To marriage = from the miscarriage...

buddy79 · 22/02/2019 15:54

I found out I’d had mmc at scan on thu, had surgery the following tue, and took the rest of that week off. I was unwell immediately before with a migraine so had actually been off sick prior to the scan too, so 2 weeks total. That was about right for me - I was ready to go back and was fully able to work. But it varies so much. I had to take a morning off in my following pregnancy 8 months later as I got so anxious it would happen again and just broke down and couldn’t stop crying. Luckily only with my lovely colleagues who were v understanding.

Tobebythesea · 22/02/2019 16:00

For me, my miscarriages were definitely not like a heavy period. Very painful and a lot of blood. I had a week off but should have taken longer. I was in a new job and didn’t feel able to take more time off.

sophied1983 · 22/02/2019 17:04

It's been such a bittersweet week. Have loved spending time off with my daughter - it happening this week rather than a standard working week was probably for the best. She's been so lovely giving me cuddles and telling me she loves me. Baby would have been due the day after her third birthday in September.

Me and hubby went out for dinner last night and both got pretty upset :( we said about booking a couple of holidays as having something positive to look forward to as a family might help.
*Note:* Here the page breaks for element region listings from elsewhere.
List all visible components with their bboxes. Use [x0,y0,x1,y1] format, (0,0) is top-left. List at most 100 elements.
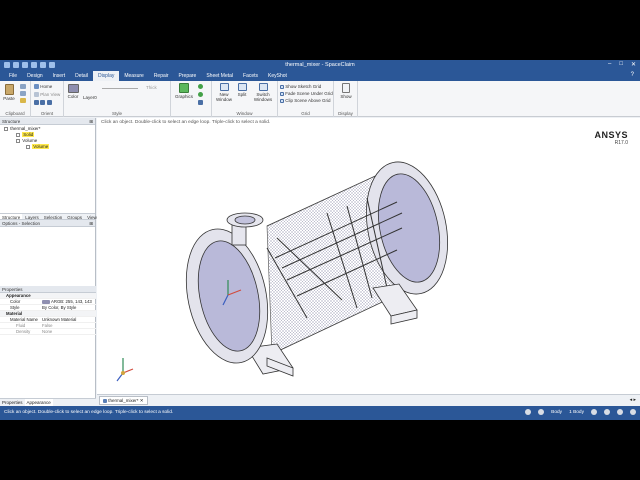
layer-selector[interactable]: Layer0 [83,95,97,100]
fit-view-icon[interactable] [617,409,623,415]
pin-icon[interactable]: ⊞ [89,221,93,227]
options-panel-header: Options - Selection ⊞ [0,220,95,227]
clip-scene-option[interactable]: Clip Scene Above Grid [280,98,331,103]
tab-keyshot[interactable]: KeyShot [263,71,292,81]
zoom-icon[interactable] [46,100,52,105]
tree-node-label: Volume [32,144,50,149]
show-sketch-grid-option[interactable]: Show Sketch Grid [280,84,321,89]
properties-panel-header: Properties [0,286,96,293]
close-tab-icon[interactable]: ✕ [140,398,144,403]
paste-label: Paste [3,96,15,101]
tab-facets[interactable]: Facets [238,71,263,81]
checkbox-icon[interactable] [16,132,20,137]
tab-groups[interactable]: Groups [65,214,84,220]
grid-group: Show Sketch Grid Fade Scene Under Grid C… [278,81,334,117]
tree-node-label: Solid [22,132,35,137]
plan-view-label: Plan View [40,92,61,97]
tree-node-volume-child[interactable]: Volume [2,144,93,150]
checkbox-checked-icon [280,84,284,89]
document-tab[interactable]: thermal_mixer* ✕ [99,396,148,405]
paste-button[interactable]: Paste [3,84,15,101]
rotate-icon[interactable] [34,100,39,105]
thermal-mixer-model[interactable] [97,118,640,394]
close-button[interactable]: ✕ [631,61,636,68]
thick-label[interactable]: Thick [146,85,157,90]
ribbon: Paste Clipboard Home Plan View Orient Co… [0,81,640,117]
tab-design[interactable]: Design [22,71,48,81]
copy-icon[interactable] [20,91,26,96]
tab-appearance[interactable]: Appearance [24,399,53,406]
view-triad[interactable] [116,358,134,382]
tab-structure[interactable]: Structure [0,214,23,220]
show-sketch-grid-label: Show Sketch Grid [285,84,322,89]
document-tab-label: thermal_mixer* [108,398,139,403]
color-button[interactable]: Color [66,84,80,99]
clipboard-group-label: Clipboard [5,111,25,116]
graphics-button[interactable]: Graphics [175,83,193,99]
selection-count-label: 1 Body [569,409,584,415]
tab-insert[interactable]: Insert [48,71,71,81]
tab-properties[interactable]: Properties [0,399,25,406]
tab-measure[interactable]: Measure [119,71,148,81]
checkbox-icon[interactable] [4,126,8,131]
tab-repair[interactable]: Repair [149,71,174,81]
show-icon [342,83,350,93]
tree-node-label: thermal_mixer* [10,126,41,131]
orient-group-label: Orient [40,111,54,116]
switch-windows-label: Switch Windows [253,92,273,102]
checkbox-icon[interactable] [16,138,20,143]
green-dot-icon[interactable] [198,84,203,89]
properties-header-label: Properties [2,287,23,292]
tab-layers[interactable]: Layers [23,214,41,220]
display-group: Show Display [334,81,358,117]
plan-view-icon [34,92,39,98]
tab-display[interactable]: Display [92,71,120,81]
split-button[interactable]: Split [235,83,249,97]
format-painter-icon[interactable] [20,98,26,103]
show-label: Show [340,94,352,99]
tab-prepare[interactable]: Prepare [174,71,202,81]
paste-icon [4,84,14,95]
structure-panel-header: Structure ⊞ [0,118,95,125]
line-style-selector[interactable] [102,88,138,89]
pan-icon[interactable] [40,100,46,105]
cut-icon[interactable] [20,84,26,89]
color-swatch-icon [42,299,50,304]
properties-panel: Properties Appearance Color ARGB: 255, 1… [0,286,96,335]
info-icon[interactable] [538,409,545,415]
tab-file[interactable]: File [4,71,22,81]
clipboard-group: Paste Clipboard [0,81,31,117]
green-dot-icon[interactable] [198,92,203,97]
maximize-button[interactable]: □ [619,61,623,68]
grid-group-label: Grid [301,111,310,116]
home-button[interactable]: Home [34,84,52,90]
structure-tabs: Structure Layers Selection Groups Views [0,213,99,220]
plan-view-button[interactable]: Plan View [34,92,61,98]
switch-windows-button[interactable]: Switch Windows [252,83,274,102]
selection-mode-label[interactable]: Body [551,410,562,415]
minimize-button[interactable]: – [608,61,611,68]
zoom-view-icon[interactable] [604,409,610,415]
tab-selection[interactable]: Selection [42,214,65,220]
selection-filter-icon[interactable] [525,409,532,415]
tab-detail[interactable]: Detail [70,71,93,81]
pan-view-icon[interactable] [591,409,597,415]
options-header-label: Options - Selection [2,221,41,226]
help-icon[interactable]: ? [631,72,634,78]
style-group-label: Style [111,111,122,116]
split-icon [237,83,247,91]
tab-scroll-arrows[interactable]: ◂ ▸ [630,397,636,403]
switch-windows-icon [258,83,268,91]
tab-sheet-metal[interactable]: Sheet Metal [201,71,238,81]
new-window-button[interactable]: New Window [215,83,233,102]
tree-node-label: Volume [22,138,38,143]
property-row-density[interactable]: Density None [0,329,96,335]
snap-view-icon[interactable] [630,409,636,415]
graphics-group: Graphics [171,81,212,117]
design-viewport[interactable]: Click an object. Double-click to select … [97,118,640,394]
fade-scene-option[interactable]: Fade Scene Under Grid [280,91,333,96]
checkbox-icon[interactable] [26,144,30,149]
lighting-icon[interactable] [198,100,203,105]
show-button[interactable]: Show [338,83,354,99]
color-swatch-icon [67,84,79,93]
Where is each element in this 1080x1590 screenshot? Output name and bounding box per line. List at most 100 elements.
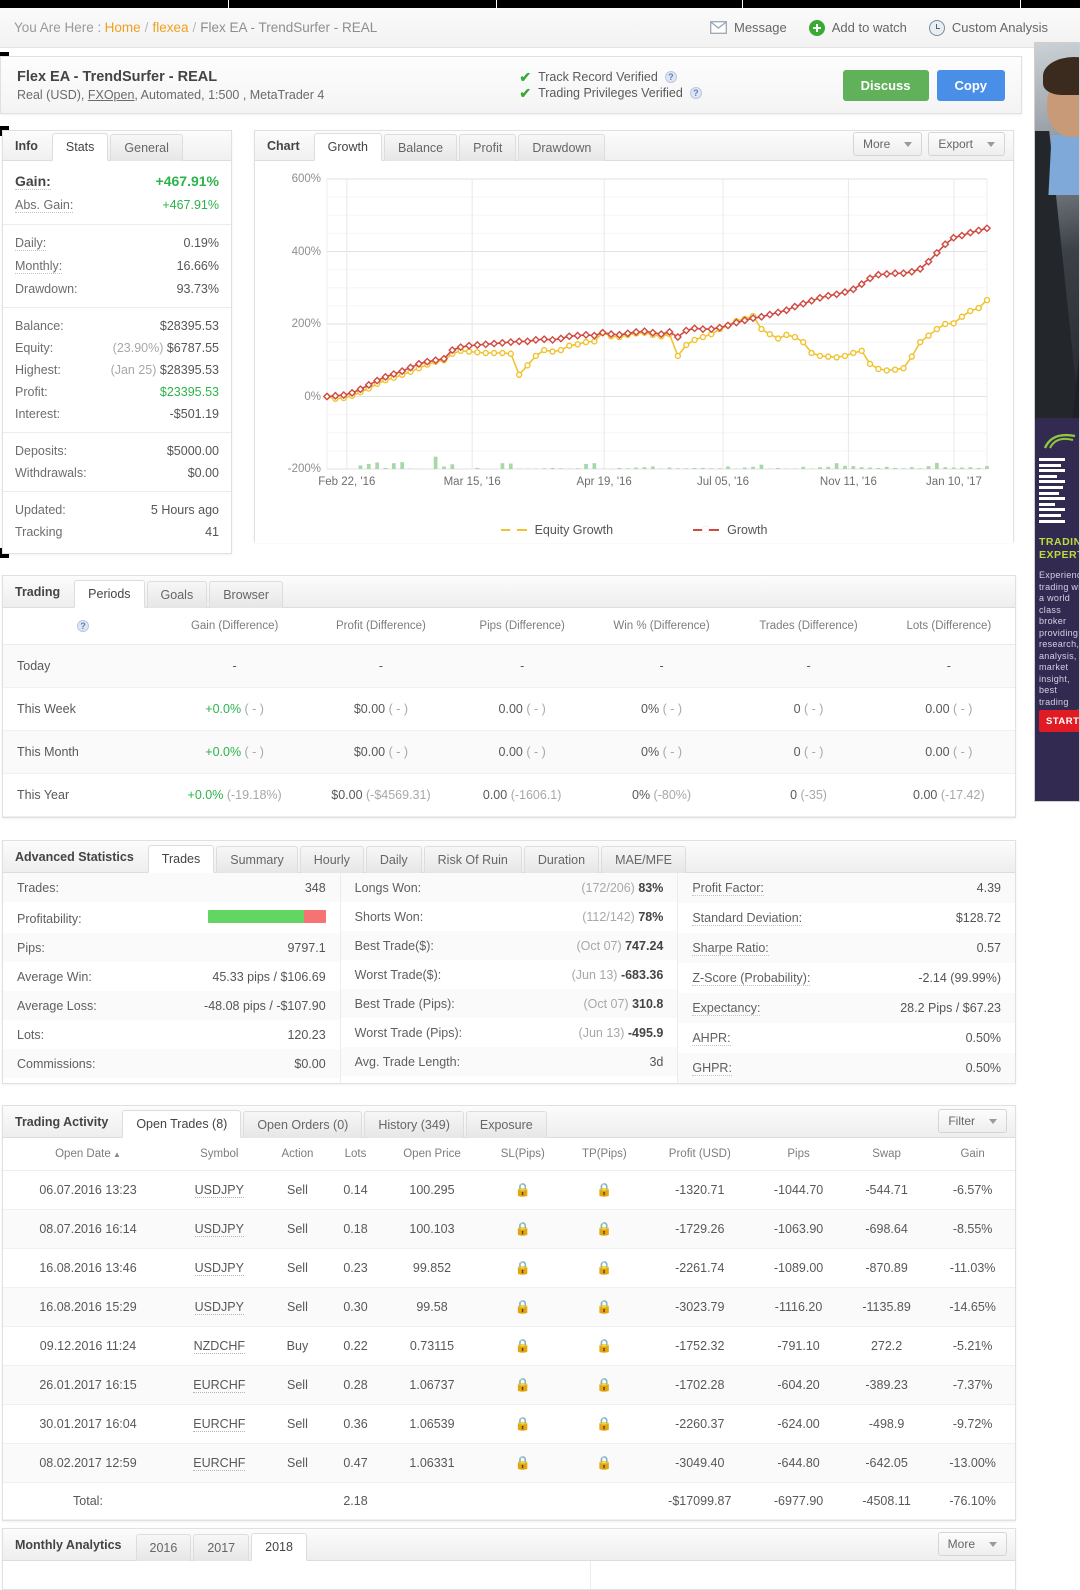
open-trades-column-header[interactable]: Action: [266, 1138, 330, 1171]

I think I'll go back to work on Monday as I would have done anyway after my leave. I get anxious when I'm behind at work. I was planning to work from home on Thurs which I still might do, or just take it off - that would have been our official twelve week scan day.

Meant to be visiting a work colleague and her new-ish baby on Fri. Might have to be one that I cancel for now. Bit too soon perhaps.

OP posts:
CottonSock · 22/02/2019 17:07

I needed a week off when I had a mc that was at 11 weeks, still fragile back at work. Whereas I worked through one at 5 weeks. Had another at 6 weeks and needed a few days off as it was mc 4 and I was emotionally shattered (I have two girls now happily)

Dimsumlosesum · 22/02/2019 17:08

I didn't have a choice and had to work.